Riya-Chaudhary-dev commented 4 months ago

@aaronba I have kept these value set at default. I've only updated the connection string in the appsetting file. I'm following the deployment instructions from this page https://github.com/microsoft/chat-copilot/blob/main/scripts/deploy/README.md specifically the following steps:

./deploy-azure.ps1 -Subscription {YOUR_SUBSCRIPTION_ID} -DeploymentName {YOUR_DEPLOYMENT_NAME} -AIService {AzureOpenAI or OpenAI} -AIApiKey {YOUR_AI_KEY} -AIEndpoint {YOUR_AZURE_OPENAI_ENDPOINT} -BackendClientId {YOUR_BACKEND_APPLICATION_ID} -FrontendClientId {YOUR_FRONTEND_APPLICATION_ID} -TenantId {YOUR_TENANT_ID}

./package-webapi.ps1

./deploy-webapi.ps1 -Subscription {YOUR_SUBSCRIPTION_ID} -ResourceGroupName {YOUR_RESOURCE_GROUP_NAME} -DeploymentName {YOUR_DEPLOYMENT_NAME} There are services being deployed in the resource group and file upload works but AI search doesn't.

adamruderman commented 4 months ago

@Riya-Chaudhary-dev ,

Do a package and deploy of the memory pipeline as well. The deploy-azure step pulls the packages from the releases for the repo, but they are not up to date with the code. So, if you are using "Distributed", the memory pipeline service is likely is not working properly. Ensure the appsettings for the newly deployed memory pipeline service point to the same storage account/containers, AI Search. they should by default. Hit the service url and you should get a simple message saying the memory pipeline is running.

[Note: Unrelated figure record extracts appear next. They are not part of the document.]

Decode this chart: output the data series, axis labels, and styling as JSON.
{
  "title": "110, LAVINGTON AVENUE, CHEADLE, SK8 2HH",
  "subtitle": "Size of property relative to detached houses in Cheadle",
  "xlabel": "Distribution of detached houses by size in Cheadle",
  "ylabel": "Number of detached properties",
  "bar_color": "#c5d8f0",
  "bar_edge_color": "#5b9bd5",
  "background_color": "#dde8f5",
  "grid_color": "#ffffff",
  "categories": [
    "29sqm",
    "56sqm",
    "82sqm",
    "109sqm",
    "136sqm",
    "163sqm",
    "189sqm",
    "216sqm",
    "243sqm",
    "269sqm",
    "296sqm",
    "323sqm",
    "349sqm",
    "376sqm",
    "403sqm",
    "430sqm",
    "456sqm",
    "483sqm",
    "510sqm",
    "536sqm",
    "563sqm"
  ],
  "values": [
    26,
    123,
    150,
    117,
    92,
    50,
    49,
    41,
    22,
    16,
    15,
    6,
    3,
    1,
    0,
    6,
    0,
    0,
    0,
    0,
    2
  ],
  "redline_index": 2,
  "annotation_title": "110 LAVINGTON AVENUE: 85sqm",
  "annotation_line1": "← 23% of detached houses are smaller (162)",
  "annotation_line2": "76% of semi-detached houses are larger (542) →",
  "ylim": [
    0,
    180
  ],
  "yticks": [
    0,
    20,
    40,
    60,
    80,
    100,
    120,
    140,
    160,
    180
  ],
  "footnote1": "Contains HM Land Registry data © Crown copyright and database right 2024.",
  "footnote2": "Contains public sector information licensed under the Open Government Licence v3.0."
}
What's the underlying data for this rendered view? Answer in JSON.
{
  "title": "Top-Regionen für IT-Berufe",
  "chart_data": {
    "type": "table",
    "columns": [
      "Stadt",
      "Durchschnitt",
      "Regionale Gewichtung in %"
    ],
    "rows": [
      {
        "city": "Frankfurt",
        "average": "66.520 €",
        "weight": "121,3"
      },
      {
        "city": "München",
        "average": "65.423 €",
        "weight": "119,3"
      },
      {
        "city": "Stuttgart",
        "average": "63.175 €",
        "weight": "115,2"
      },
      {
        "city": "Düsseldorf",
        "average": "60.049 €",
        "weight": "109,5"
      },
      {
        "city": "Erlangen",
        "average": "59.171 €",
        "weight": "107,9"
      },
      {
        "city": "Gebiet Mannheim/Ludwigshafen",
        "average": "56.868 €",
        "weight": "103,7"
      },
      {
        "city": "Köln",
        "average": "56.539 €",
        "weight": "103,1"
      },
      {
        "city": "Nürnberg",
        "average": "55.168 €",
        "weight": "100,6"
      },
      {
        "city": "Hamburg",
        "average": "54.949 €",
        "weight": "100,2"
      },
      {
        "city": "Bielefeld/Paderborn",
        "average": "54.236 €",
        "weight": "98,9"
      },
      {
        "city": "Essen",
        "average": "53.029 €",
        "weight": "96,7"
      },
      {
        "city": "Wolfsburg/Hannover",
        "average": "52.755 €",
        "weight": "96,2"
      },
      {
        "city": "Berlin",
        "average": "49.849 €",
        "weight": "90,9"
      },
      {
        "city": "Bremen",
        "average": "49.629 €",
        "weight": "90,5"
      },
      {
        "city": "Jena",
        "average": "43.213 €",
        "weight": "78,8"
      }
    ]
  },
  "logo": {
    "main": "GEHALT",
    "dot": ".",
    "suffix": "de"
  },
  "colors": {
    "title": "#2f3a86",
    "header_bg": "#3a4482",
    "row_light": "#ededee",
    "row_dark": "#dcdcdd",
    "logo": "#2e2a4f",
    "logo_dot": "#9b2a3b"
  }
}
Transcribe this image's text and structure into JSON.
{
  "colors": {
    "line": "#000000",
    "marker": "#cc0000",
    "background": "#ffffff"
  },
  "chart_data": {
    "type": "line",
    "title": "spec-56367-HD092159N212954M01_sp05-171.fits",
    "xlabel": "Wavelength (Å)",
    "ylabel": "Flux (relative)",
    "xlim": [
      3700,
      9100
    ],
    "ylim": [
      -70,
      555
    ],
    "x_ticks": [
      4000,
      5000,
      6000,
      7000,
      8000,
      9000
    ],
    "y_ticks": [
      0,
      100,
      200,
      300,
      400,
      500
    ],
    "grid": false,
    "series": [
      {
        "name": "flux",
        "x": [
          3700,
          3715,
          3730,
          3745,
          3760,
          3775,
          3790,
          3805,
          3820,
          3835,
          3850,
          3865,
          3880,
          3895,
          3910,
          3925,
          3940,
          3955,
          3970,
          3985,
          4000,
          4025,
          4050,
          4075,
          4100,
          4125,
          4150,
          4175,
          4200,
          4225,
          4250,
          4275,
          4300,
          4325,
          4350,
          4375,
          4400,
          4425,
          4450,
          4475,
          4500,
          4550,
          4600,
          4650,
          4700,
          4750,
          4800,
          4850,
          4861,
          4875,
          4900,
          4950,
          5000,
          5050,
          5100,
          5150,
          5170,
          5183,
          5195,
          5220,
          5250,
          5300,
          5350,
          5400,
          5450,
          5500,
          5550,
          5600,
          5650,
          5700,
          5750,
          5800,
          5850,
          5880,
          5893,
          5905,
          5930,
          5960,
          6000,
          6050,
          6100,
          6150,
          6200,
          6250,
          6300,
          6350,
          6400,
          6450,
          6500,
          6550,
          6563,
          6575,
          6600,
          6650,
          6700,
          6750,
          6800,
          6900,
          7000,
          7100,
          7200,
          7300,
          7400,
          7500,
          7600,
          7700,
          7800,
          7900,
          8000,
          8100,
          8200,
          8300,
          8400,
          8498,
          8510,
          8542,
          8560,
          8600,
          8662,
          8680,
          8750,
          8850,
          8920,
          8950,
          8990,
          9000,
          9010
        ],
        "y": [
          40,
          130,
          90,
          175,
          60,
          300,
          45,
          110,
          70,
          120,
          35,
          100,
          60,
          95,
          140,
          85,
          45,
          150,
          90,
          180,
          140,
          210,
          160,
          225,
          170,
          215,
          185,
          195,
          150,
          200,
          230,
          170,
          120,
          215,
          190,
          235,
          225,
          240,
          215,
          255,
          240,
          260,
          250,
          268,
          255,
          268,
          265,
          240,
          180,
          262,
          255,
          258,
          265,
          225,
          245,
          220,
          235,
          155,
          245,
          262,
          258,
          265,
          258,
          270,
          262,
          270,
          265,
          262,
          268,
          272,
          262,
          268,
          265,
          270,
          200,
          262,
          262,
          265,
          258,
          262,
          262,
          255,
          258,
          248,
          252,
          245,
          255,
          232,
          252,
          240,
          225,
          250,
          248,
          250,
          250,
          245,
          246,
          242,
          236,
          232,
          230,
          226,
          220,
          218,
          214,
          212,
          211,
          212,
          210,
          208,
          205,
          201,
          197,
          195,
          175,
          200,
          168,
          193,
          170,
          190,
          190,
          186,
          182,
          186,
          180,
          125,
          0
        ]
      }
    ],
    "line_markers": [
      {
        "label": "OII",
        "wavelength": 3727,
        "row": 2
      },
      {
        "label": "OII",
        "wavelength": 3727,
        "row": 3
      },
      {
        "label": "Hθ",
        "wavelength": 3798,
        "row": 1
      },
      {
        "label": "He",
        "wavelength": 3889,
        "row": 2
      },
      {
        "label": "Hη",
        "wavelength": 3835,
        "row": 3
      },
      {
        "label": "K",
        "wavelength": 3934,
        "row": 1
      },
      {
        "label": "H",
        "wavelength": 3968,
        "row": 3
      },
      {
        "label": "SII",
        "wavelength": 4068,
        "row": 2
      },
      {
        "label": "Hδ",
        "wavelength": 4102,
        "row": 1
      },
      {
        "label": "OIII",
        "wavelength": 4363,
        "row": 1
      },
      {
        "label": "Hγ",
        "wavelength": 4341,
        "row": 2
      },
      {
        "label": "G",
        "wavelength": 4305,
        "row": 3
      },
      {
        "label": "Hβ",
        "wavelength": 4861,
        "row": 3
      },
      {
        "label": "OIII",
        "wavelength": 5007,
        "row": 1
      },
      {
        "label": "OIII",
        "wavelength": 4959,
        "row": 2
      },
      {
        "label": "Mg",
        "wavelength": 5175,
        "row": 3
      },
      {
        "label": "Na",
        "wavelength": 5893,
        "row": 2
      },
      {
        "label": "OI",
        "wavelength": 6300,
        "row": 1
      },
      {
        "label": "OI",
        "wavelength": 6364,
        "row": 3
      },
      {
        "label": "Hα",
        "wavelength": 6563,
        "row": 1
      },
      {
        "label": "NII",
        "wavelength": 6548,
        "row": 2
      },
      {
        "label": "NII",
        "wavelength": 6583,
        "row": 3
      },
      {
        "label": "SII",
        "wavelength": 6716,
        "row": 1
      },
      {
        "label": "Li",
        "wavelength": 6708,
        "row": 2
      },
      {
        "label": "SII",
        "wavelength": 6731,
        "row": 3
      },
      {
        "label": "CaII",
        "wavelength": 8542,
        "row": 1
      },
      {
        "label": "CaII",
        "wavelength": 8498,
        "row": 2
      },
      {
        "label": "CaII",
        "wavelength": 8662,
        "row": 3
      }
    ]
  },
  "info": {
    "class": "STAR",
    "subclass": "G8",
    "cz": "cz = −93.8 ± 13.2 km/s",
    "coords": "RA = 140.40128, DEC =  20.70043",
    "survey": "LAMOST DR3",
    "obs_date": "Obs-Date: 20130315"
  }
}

Riya-Chaudhary-dev commented 3 months ago

@adamruderman I deployed the memory pipeline as well and it works me. The index was created and populated with uploaded documents but it didn't work for other users. Couldn't figure out why that would happen. Also, it doesn't retrieve information for some pdfs.

Riya-Chaudhary-dev commented 3 months ago

image The article is in the reference but the prompt shows it doesn't have access.

glahaye commented 2 months ago

All the packages (webapi, memorypipeline, websearcher) has been updated for deployments. You can give it another spin and see whether things now work for you out of the box.

glahaye commented 1 month ago

One month after providing fix and no more reports of this problem still existing. Closing.